RBC acknowledges the multitude of reasons why banks have been crushed, not the least of which is the fact that the Federal Reserve looks pinned in, and it’s very possible we could have just one, or possibly no, interest rate increase the rest of 2016. That combined with worries of European banks, a weakening Chinese economy and the continuing struggles in the energy sector, all have contributed to the sell-off.

RBC notes that positive factors like loan growth, the healthier U.S. economy, strong credit quality and increased mergers and acquisitions activity, make the buying opportunity even more significant. We screened the RBC bank research universe and found four top banks paying good dividends rated Outperform to buy now.

JPMorgan

This stock trades at a very low 9.65 times estimated 2016 forward earnings. JPMorgan Chase & Co. (NYSE: JPM) is expected to benefit from commercial loan growth and an upturn in capital spending. Wall Street analysts agree that the stock seems attractively valued on estimated price-to-earnings (P/E) ratio and a very solid price-to-book value. Some on Wall Street have cautioned that last year’s divestiture of the physical commodities business could provide an earnings headwind throughout this year.

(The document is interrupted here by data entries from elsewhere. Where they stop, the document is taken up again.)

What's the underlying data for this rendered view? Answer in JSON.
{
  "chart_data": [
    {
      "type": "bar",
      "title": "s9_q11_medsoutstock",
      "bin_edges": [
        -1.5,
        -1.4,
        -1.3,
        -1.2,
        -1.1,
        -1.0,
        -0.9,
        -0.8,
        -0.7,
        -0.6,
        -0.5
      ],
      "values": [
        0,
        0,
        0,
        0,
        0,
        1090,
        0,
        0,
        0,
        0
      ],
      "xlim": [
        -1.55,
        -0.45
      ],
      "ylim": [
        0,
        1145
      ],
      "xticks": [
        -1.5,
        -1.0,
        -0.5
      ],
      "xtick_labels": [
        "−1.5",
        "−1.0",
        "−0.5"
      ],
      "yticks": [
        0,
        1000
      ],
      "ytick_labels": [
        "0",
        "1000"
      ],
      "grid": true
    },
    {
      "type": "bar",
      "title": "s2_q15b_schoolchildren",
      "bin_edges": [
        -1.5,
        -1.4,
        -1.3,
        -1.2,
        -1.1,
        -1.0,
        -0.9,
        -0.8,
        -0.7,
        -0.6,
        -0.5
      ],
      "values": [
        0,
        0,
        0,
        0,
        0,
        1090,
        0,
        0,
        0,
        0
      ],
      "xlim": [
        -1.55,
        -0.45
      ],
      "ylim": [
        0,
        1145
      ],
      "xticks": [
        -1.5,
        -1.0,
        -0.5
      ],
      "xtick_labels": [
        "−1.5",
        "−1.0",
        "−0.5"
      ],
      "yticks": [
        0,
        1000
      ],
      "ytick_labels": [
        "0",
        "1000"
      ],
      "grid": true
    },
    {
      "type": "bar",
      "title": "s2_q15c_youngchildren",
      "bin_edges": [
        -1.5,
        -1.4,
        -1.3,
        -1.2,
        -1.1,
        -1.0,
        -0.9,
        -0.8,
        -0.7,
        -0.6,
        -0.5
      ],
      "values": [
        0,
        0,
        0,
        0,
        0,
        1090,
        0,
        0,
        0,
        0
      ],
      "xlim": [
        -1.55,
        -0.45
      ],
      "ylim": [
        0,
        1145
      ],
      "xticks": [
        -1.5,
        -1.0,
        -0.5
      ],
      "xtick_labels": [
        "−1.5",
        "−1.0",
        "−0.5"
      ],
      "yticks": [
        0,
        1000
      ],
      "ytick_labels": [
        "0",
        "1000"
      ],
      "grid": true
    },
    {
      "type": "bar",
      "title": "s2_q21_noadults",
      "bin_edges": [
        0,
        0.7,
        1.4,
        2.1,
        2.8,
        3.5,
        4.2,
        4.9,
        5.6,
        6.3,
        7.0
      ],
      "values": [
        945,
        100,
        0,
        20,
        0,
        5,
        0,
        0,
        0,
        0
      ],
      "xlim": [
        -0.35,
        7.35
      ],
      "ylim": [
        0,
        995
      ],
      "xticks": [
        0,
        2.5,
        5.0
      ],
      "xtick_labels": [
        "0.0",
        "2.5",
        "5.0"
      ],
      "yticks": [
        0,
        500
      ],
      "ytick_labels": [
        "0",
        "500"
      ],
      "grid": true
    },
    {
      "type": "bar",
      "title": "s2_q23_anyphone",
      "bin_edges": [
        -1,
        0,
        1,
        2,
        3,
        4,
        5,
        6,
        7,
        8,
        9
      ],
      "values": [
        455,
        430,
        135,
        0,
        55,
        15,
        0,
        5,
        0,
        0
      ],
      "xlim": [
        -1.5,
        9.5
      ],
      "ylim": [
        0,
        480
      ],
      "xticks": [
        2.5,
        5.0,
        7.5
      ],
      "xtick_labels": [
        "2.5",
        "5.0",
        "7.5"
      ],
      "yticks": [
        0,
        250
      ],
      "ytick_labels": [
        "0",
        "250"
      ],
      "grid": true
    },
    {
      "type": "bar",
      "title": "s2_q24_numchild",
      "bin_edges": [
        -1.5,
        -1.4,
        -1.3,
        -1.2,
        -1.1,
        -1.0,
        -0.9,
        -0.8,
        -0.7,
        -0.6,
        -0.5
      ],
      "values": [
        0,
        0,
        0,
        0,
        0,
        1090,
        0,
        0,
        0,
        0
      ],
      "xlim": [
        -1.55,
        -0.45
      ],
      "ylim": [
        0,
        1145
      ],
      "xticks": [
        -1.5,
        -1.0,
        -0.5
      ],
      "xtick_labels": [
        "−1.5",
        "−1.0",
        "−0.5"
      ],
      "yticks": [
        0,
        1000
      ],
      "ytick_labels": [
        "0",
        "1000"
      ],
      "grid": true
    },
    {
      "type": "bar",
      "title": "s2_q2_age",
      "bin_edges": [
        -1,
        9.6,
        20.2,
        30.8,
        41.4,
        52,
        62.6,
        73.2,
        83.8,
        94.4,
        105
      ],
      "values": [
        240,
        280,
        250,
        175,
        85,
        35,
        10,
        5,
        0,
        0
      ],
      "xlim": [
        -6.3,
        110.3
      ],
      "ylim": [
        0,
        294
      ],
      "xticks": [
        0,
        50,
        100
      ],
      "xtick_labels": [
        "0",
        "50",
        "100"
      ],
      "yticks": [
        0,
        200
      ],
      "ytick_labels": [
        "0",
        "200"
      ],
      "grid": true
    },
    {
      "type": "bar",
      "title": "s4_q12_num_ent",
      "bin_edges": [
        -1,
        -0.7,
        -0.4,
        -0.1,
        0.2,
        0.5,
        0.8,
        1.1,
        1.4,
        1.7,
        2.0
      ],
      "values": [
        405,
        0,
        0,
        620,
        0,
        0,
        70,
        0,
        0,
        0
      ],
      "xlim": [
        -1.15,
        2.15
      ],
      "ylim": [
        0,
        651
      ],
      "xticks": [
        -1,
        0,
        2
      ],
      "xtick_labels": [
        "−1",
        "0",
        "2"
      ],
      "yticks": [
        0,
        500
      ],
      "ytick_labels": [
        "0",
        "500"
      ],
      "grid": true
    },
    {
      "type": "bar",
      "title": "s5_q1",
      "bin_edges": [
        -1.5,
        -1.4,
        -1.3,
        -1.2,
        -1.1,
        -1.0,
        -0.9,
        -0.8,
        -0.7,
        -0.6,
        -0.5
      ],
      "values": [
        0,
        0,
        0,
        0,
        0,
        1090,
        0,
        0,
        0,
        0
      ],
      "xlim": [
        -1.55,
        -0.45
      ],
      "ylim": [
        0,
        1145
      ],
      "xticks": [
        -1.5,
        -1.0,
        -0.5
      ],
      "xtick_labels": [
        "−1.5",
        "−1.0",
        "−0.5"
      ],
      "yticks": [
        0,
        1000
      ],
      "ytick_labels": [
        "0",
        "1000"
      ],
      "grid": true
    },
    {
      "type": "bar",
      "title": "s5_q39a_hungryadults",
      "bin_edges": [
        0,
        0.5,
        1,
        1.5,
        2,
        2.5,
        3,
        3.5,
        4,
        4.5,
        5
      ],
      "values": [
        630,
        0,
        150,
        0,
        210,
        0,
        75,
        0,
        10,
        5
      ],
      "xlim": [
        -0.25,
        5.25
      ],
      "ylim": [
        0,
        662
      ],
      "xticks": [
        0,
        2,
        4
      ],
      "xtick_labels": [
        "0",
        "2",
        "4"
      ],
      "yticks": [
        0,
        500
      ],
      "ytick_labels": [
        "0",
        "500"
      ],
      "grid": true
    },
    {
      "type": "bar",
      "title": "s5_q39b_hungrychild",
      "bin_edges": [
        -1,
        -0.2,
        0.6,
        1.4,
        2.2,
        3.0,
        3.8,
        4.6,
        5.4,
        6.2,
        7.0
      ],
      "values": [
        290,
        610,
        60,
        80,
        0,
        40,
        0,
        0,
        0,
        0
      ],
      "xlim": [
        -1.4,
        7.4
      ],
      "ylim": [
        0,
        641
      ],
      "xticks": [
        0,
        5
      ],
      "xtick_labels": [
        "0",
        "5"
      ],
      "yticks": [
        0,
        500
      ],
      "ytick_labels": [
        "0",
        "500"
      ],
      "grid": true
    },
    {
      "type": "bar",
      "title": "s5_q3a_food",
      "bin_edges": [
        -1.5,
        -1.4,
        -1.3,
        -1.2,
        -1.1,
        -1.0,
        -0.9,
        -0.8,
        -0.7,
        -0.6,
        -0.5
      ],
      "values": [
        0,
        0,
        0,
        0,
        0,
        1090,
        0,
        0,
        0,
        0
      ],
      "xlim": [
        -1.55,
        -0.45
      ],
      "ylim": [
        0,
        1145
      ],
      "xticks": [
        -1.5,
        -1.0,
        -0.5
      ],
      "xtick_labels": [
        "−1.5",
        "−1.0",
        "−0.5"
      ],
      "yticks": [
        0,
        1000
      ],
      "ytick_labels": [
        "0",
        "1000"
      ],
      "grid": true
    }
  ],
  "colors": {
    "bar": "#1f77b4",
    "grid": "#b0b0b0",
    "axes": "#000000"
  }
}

Improvement in loan growth, terrific equity capital markets and a steady increase in deposits are a solid plus. Trading at a discount to many of the large cap banks on 2015 earnings estimates helps upside potential as well. With $2.6 trillion in assets on a worldwide basis, and one of Wall Street’s savviest leaders in Jamie Dimon, the stock is a solid buy for investors.

Dimon also recently put his money where his mouth was, reportedly buying a stunning 500,000 shares of the stock for a massive $26 million. It brings his total holdings in the bank to 6.7 million shares, worth over $360 million.

JPMorgan investors receive a 3% dividend. The RBC price target for the stock is $72, and the Thomson/First Call consensus price target is $72.22. Shares closed on Wednesday at $58.77.